Busyair bin Yasar Al-Anshory pernah berkata, “Tatkala Anas datang ke Madinah, maka ada yang bertanya kepadanya: “Apakah yang anda ingkari pada kami sejak hari engkau mengenal Rasulullah-shollallahu alaihi wasallam-?”. Maka beliau berkata: [“Aku tak mengingkari (kalian), kecuali karena kalian tidak menegakkan shaf”]”.(HR.Al-Bukhory (724))

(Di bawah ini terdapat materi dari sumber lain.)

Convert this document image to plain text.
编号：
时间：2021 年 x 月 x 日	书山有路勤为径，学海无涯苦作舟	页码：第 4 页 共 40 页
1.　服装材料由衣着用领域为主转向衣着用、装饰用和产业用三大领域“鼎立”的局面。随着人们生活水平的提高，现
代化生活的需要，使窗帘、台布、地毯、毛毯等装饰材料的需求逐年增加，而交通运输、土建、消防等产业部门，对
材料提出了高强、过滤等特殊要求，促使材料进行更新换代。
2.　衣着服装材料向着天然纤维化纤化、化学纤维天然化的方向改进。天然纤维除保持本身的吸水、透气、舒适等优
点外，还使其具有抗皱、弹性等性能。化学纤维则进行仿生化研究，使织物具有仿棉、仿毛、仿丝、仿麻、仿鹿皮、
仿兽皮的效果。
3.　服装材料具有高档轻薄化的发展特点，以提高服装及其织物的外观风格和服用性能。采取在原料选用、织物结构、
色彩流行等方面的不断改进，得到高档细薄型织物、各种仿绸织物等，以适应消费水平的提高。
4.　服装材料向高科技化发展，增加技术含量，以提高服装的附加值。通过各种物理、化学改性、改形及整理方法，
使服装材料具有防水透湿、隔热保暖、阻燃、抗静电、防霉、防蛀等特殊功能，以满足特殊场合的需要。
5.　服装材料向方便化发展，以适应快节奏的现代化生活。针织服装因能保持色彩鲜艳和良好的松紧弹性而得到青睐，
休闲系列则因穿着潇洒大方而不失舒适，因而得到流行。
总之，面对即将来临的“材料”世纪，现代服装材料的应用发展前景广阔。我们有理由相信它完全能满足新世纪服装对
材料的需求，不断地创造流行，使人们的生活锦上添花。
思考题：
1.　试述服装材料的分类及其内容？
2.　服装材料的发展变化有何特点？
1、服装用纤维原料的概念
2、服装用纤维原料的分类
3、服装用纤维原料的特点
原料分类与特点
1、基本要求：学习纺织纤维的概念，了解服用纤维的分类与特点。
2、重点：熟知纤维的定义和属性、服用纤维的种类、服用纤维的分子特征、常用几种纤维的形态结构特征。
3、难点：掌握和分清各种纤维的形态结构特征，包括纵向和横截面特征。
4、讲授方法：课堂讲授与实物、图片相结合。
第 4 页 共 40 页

Syaikh Masyhur Hasan Salman -hafizhohullah- berkata dalam mengomentari atsar di atas, “Demikianlah kondisi kebanyakan orang di zaman kita ini. Andaikan hal itu dilakukan di hadapan mereka, maka mereka akan lari laksana keledai liar. Sunnah ini di sisi mereka berubah seakan-akan menjadi suatu bid’ah (ajaran baru) -na’udzu billah-. Semoga Allah menunjuki mereka dan membuat mereka merasakan manisnya sunnah”. (Lihat Al-Qoul Al-Mubin fi Akhtho’ Al-Mushollin, hal.207)
Maka janganlah anda yang tertipu dengan orang yang menyatakan bahwa perkara ini bukanlah wajib, apalagi sampai mengingkarinya dan menyatakannya sebagai akhlaknya orang-orang yang tak berakhlak.
Al-Hafizh -rahimahullah- berkata ketika mengomentari atsar Anas di atas, “Pernyataan ini memberikan faedah bahwa perbuatan (para sahabat) tersebut telah ada sejak zaman Nabi –Shallallahu ‘alaihi wasallam-. Berdasarkan hal ini, maka sempurnalah pengambilan hujjah yang menjelaskan maksud menegakkan shaf dan meluruskannya”. ( Lihat Fath Al-Bari (2/211))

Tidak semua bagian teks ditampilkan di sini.